Reputation: 13
I'm not getting the desire output, re.sub is only replacing the last occurance using python regular expression, please explain me what i"m doing wrong
srr = "http://www.google.com/#image-1CCCC| http://www.google.com/#image-1VVDD| http://www.google.com/#image-123| http://www.google.com/#image-123| http://www.google.com/#image-1CE005XG03"
re.sub("http://.*[#]", "", srr)
'image-1CE005XG03'
Desire output without http://www.google.com/#image from the above string.
image-1CCCC|image-1VVDD|image-123|image-1CE005XG03
Upvotes: 0
Views: 980
Reputation: 785058
Using correct regex in re.sub
as suggested in comment above:
import re
srr = "http://www.google.com/#image-1CCCC| http://www.google.com/#image-1VVDD| http://www.google.com/#image-123| http://www.google.com/#image-123| http://www.google.com/#image-1CE005XG03"

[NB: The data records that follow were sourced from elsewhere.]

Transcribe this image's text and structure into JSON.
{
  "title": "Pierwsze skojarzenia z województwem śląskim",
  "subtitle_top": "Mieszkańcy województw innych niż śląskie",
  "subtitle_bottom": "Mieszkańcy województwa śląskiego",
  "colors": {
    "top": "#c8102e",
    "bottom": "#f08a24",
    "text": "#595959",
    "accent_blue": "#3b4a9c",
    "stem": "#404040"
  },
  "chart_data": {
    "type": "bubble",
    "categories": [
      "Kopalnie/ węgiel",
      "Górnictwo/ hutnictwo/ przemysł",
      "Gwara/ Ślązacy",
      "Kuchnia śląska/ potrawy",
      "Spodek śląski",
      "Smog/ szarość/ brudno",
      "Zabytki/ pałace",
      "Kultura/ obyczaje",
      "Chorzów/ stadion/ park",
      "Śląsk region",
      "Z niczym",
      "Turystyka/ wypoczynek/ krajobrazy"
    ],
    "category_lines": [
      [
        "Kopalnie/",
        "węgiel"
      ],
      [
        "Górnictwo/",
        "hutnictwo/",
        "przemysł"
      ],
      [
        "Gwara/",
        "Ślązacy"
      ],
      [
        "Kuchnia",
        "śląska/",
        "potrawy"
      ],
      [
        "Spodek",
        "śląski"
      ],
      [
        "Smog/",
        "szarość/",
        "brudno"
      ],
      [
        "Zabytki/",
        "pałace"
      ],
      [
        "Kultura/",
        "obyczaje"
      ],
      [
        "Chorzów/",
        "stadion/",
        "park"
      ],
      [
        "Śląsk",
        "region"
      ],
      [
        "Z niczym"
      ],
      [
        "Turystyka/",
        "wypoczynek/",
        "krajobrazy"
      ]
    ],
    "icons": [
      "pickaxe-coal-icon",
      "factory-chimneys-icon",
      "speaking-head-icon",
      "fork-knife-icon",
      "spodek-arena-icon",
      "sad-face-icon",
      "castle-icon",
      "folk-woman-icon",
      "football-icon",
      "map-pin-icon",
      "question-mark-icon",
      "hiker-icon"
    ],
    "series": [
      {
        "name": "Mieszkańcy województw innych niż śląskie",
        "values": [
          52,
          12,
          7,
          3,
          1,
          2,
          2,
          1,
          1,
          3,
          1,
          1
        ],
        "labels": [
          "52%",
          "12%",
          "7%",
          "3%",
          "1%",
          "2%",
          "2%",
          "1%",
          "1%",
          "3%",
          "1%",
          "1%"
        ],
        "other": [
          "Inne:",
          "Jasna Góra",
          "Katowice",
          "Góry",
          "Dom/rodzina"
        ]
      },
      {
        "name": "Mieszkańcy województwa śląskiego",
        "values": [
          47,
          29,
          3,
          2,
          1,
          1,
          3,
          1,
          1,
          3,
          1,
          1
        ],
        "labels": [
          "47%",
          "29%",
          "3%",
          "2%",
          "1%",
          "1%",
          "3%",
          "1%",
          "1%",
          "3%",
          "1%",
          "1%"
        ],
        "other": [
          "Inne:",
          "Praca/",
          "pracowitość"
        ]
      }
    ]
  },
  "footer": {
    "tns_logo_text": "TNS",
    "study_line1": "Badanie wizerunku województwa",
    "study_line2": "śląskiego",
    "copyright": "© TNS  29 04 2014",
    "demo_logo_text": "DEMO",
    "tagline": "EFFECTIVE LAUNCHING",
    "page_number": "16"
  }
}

print (re.sub(r"\s*https?://[^#\s]*#", "", srr))
Output:
image-1CCCC|image-1VVDD|image-123|image-123|image-1CE005XG03
RegEx Details:
\s*
: Match 0 or more whitespaceshttps?
: Match http
or https
://
: Match ://
[^#\s]*
: Match 0 or more of any characters that are not #
and whitespace#
: Match a #
Upvotes: 0
Reputation: 120399
>>> "|".join(re.findall(r'#([^|\s]+)', srr))
'image-1CCCC|image-1VVDD|image-123|image-123|image-1CE005XG03'
Upvotes: 1
Reputation: 8302
Here is another solution,
"|".join(i.split("#")[-1] for i in srr.split("|"))
image-1CCCC|image-1VVDD|image-123|image-123|image-1CE005XG03
Upvotes: 0
Reputation: 521073
I would use re.findall
here, rather than trying to do a replacement to remove the portions you don't want:
src = "http://www.google.com/#image-1CCCC| http://www.google.com/#image-1VVDD| http://www.google.com/#image-123| http://www.google.com/#image-123| http://www.google.com/#image-1CE005XG03"
matches = re.findall(r'https?://www\.\S+#([^|\s]+)', src)
output = '|'.join(matches)
print(output) # image-1CCCC|image-1VVDD|image-123|image-123|image-1CE005XG03
Note that if you want to be more specific and match only Google URLs, you may use the following pattern instead:
https?://www\.google\.\S+#([^|\s]+)
Upvotes: 1